# Employee Review Demo

A demo of using [SurrealDB](https://surrealdb.com/) to query Kaggle's [Employee Review](https://www.kaggle.com/datasets/fiodarryzhykau/employee-review) dataset.

In [1]:
%pip -q install surrealdb pandas

Note: you may need to restart the kernel to use updated packages.


## Setup the database

Simply define a schemafull table for employees and add them.

In [2]:
from surrealdb import Surreal

db = Surreal("http://localhost:8000")
await db.connect()

# TODO: remove insecure creds
await db.signin({"user": "root", "pass": "testing"})
await db.use("test", "test")

print(db.client_state)

ConnectionState.CONNECTED


In [3]:
member_tb = "member"
createMemberQuery = f"""
# Create primary table for holding member info
DEFINE TABLE {member_tb} SCHEMAFULL;

# Name
DEFINE FIELD name ON TABLE {member_tb} TYPE string;

# Employee ID as unique index
DEFINE FIELD employeeId ON TABLE {member_tb} TYPE string
    ASSERT string::is::numeric(employeeId) && string::len(employeeId) == 5;
DEFINE INDEX employeeIdIndex ON TABLE {member_tb} COLUMNS employeeId UNIQUE;
"""

print(createMemberQuery)


# Create primary table for holding member info
DEFINE TABLE member SCHEMAFULL;

# Name
DEFINE FIELD name ON TABLE member TYPE string;

# Employee ID as unique index
DEFINE FIELD employeeId ON TABLE member TYPE string
    ASSERT string::is::numeric(employeeId) && string::len(employeeId) == 5;
DEFINE INDEX employeeIdIndex ON TABLE member COLUMNS employeeId UNIQUE;



In [4]:
# If the command to create the member table looks good, go ahead and create it.
await db.query(createMemberQuery)
# Verify the table was created
await db.query("INFO FOR TABLE member;")

[{'result': {'events': {},
   'fields': {'employeeId': 'DEFINE FIELD employeeId ON member TYPE string ASSERT string::is::numeric(employeeId) AND string::len(employeeId) == 5',
    'name': 'DEFINE FIELD name ON member TYPE string'},
   'indexes': {'employeeIdIndex': 'DEFINE INDEX employeeIdIndex ON member FIELDS employeeId UNIQUE'},
   'lives': {},
   'tables': {}},
  'status': 'OK',
  'time': '2.514229ms'}]

In [5]:
# Preview the CSV
import pandas as pd

# Load the CSV file
file_path = 'employee_review_mturk_dataset_test_v6_kaggle.csv'
data = pd.read_csv(file_path)

# Display the first few rows of the dataframe to understand its structure
data.head()

# For each unique name in the CSV
unique_names = data['person_name'].unique()
print("Found", len(unique_names), "unique names")


Found 75 unique names


In [7]:
from random import randint

# Roster of entries
records_added = 0
failed_records: list[dict[str, str]] = []

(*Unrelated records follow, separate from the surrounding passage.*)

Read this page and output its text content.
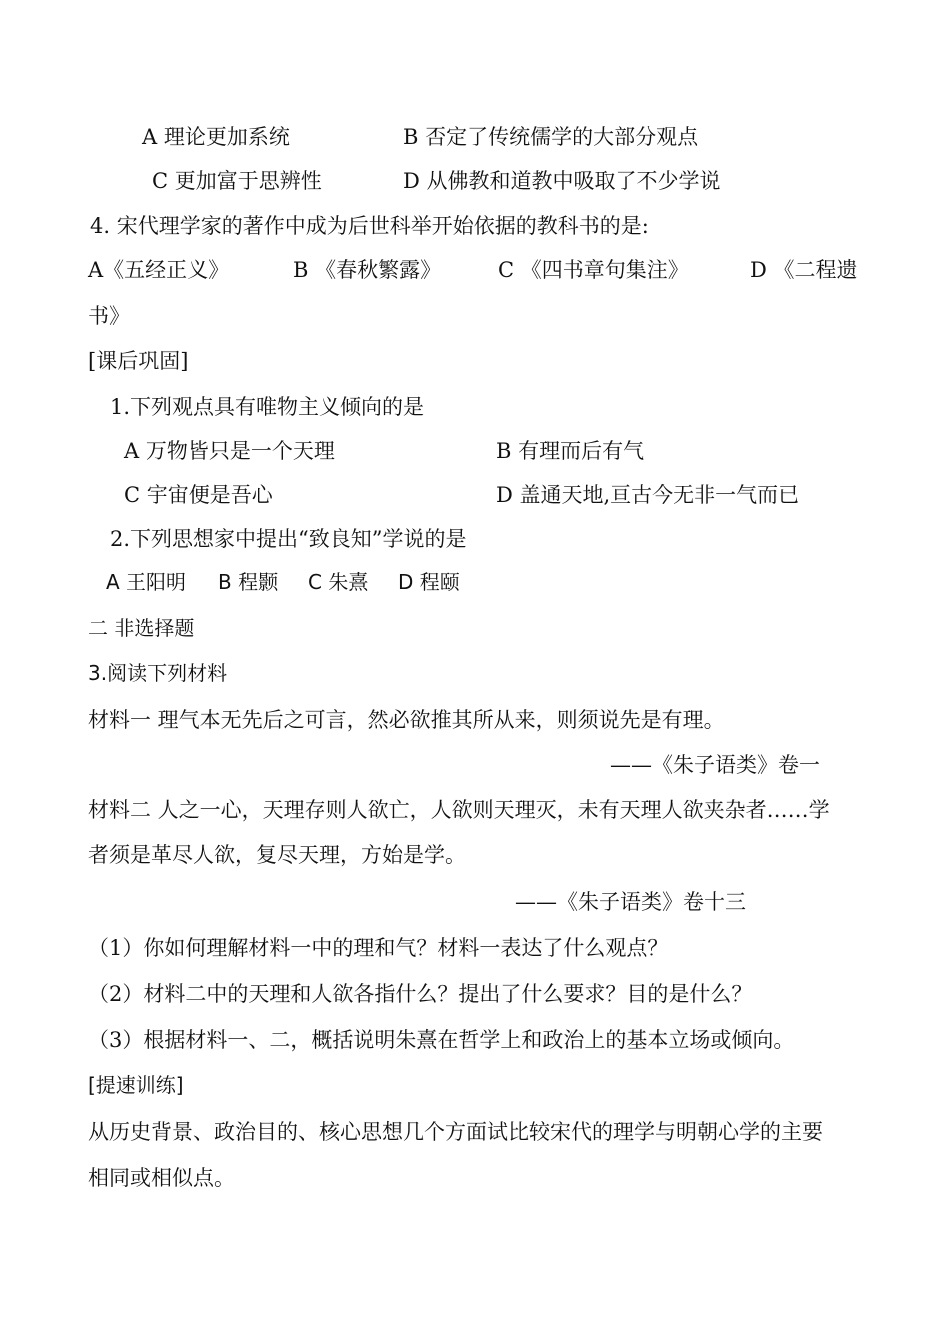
A 理论更加系统	B 否定了传统儒学的大部分观点
C 更加富于思辨性	D 从佛教和道教中吸取了不少学说
4. 宋代理学家的著作中成为后世科举开始依据的教科书的是:
A《五经正义》	B 《春秋繁露》	C 《四书章句集注》	D 《二程遗
书》
[课后巩固]
1.下列观点具有唯物主义倾向的是
A 万物皆只是一个天理	B 有理而后有气
C 宇宙便是吾心	D 盖通天地,亘古今无非一气而已
2.下列思想家中提出“致良知”学说的是
A 王阳明 B 程颢 C 朱熹 D 程颐
二 非选择题
3.阅读下列材料
材料一 理气本无先后之可言，然必欲推其所从来，则须说先是有理。
——《朱子语类》卷一
材料二 人之一心，天理存则人欲亡，人欲则天理灭，未有天理人欲夹杂者……学
者须是革尽人欲，复尽天理，方始是学。
——《朱子语类》卷十三
（1）你如何理解材料一中的理和气？材料一表达了什么观点？
（2）材料二中的天理和人欲各指什么？提出了什么要求？目的是什么？
（3）根据材料一、二，概括说明朱熹在哲学上和政治上的基本立场或倾向。
[提速训练]
从历史背景、政治目的、核心思想几个方面试比较宋代的理学与明朝心学的主要
相同或相似点。
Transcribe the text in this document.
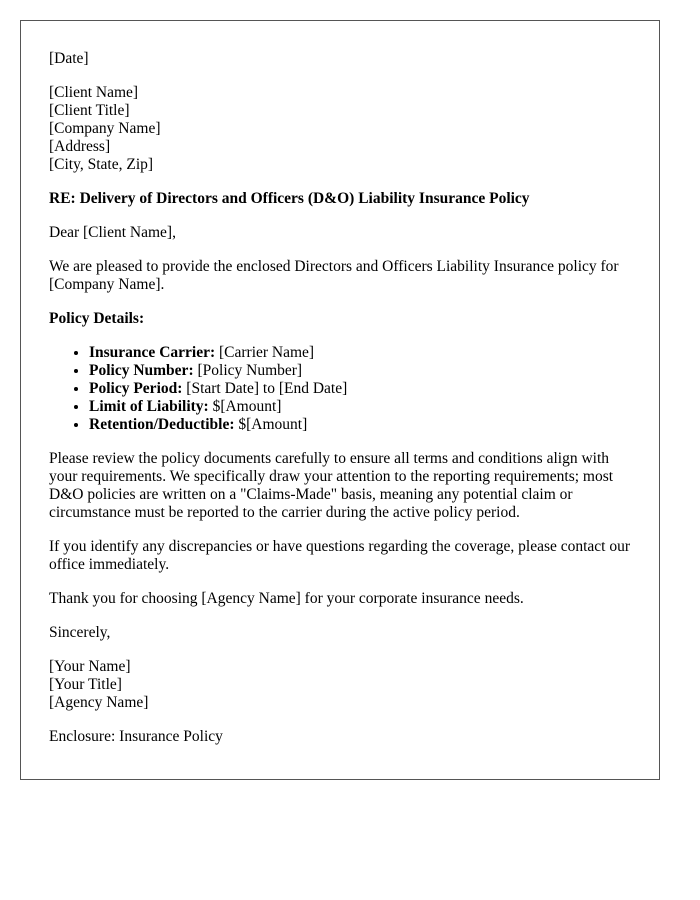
[Date]
[Client Name]
[Client Title]
[Company Name]
[Address]
[City, State, Zip]
RE: Delivery of Directors and Officers (D&O) Liability Insurance Policy
Dear [Client Name],
We are pleased to provide the enclosed Directors and Officers Liability Insurance policy for [Company Name].
Policy Details:
• Insurance Carrier: [Carrier Name]
• Policy Number: [Policy Number]
• Policy Period: [Start Date] to [End Date]
• Limit of Liability: $[Amount]
• Retention/Deductible: $[Amount]
Please review the policy documents carefully to ensure all terms and conditions align with your requirements. We specifically draw your attention to the reporting requirements; most D&O policies are written on a "Claims-Made" basis, meaning any potential claim or circumstance must be reported to the carrier during the active policy period.
If you identify any discrepancies or have questions regarding the coverage, please contact our office immediately.
Thank you for choosing [Agency Name] for your corporate insurance needs.
Sincerely,
[Your Name]
[Your Title]
[Agency Name]
Enclosure: Insurance Policy
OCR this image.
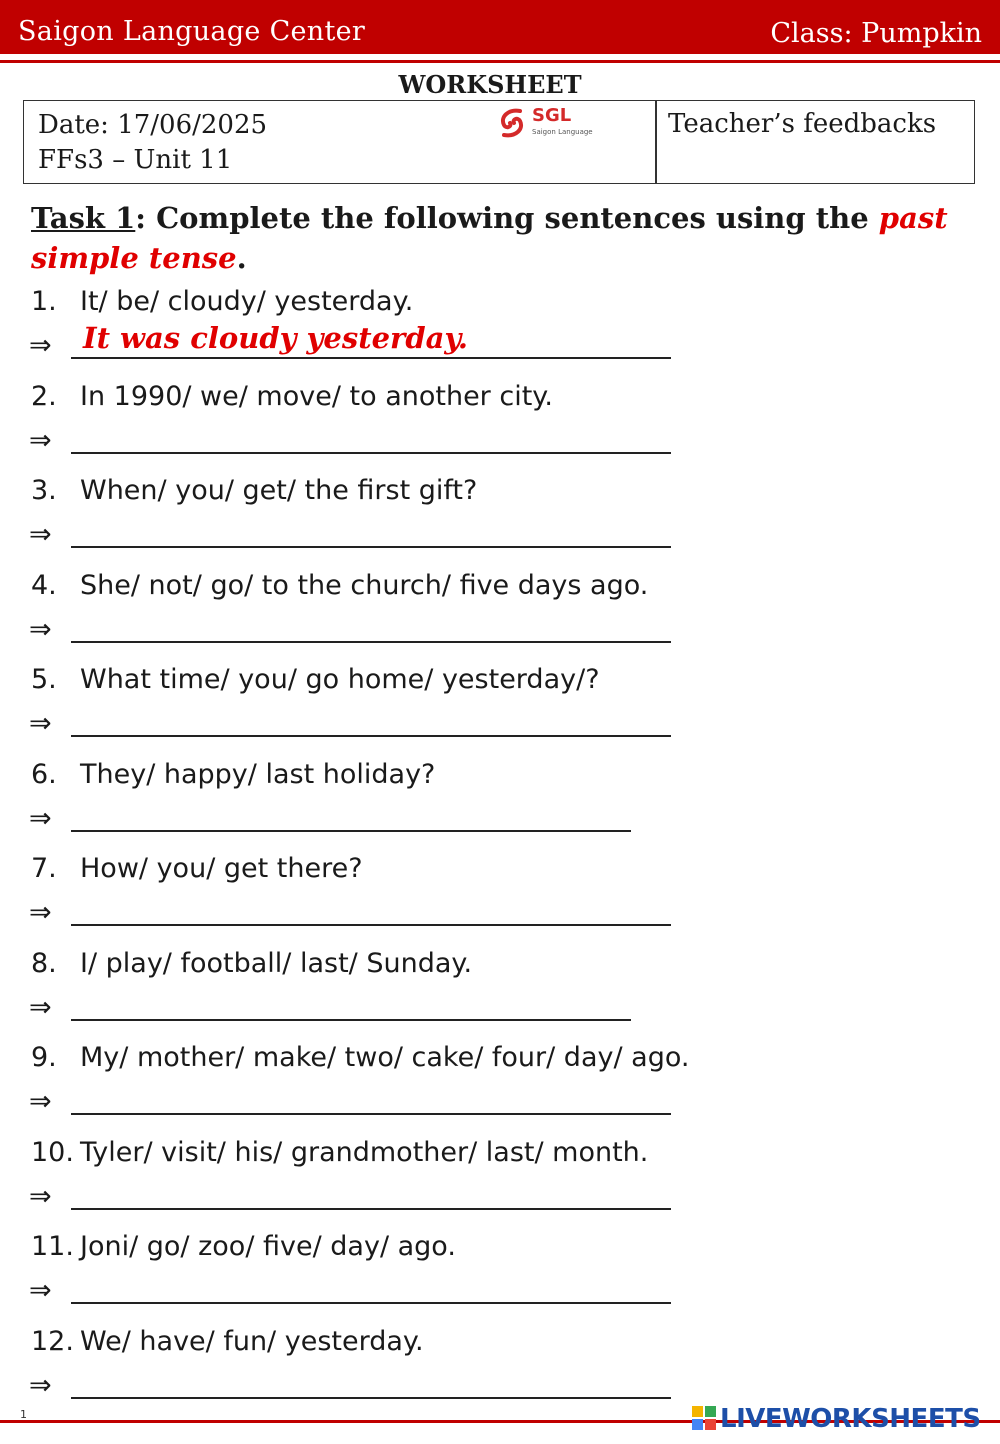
Saigon Language Center	Class: Pumpkin
WORKSHEET
Date: 17/06/2025
FFs3 – Unit 11
SGL
Saigon Language	Teacher’s feedbacks
Task 1: Complete the following sentences using the past simple tense.
1. It/ be/ cloudy/ yesterday.
⇒ It was cloudy yesterday.
2. In 1990/ we/ move/ to another city.
⇒
3. When/ you/ get/ the first gift?
⇒
4. She/ not/ go/ to the church/ five days ago.
⇒
5. What time/ you/ go home/ yesterday/?
⇒
6. They/ happy/ last holiday?
⇒
7. How/ you/ get there?
⇒
8. I/ play/ football/ last/ Sunday.
⇒
9. My/ mother/ make/ two/ cake/ four/ day/ ago.
⇒
10. Tyler/ visit/ his/ grandmother/ last/ month.
⇒
11. Joni/ go/ zoo/ five/ day/ ago.
⇒
12. We/ have/ fun/ yesterday.
⇒
1	LIVEWORKSHEETS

# Add the person to the member table
print("Adding members to table:", member_tb)
for name in unique_names:
    # Create a random employee id of 5 digits
    employee_id = ''.join(str(randint(0, 9)) for _ in range(5))
    try:
        new_record = await db.create(member_tb, {
        'name': name,
        'employeeId': employee_id,
        })
        records_added = records_added + 1
    except Exception as e:
        failed_records.append({name, e})

print("Added records:", records_added)
print("Errors adding:", len(failed_records))
failed_records

Adding members to table: member
Added records: 75
Errors adding: 0


[]

In [10]:
# View some of the results
await db.query(f"SELECT * FROM {member_tb} LIMIT 5;")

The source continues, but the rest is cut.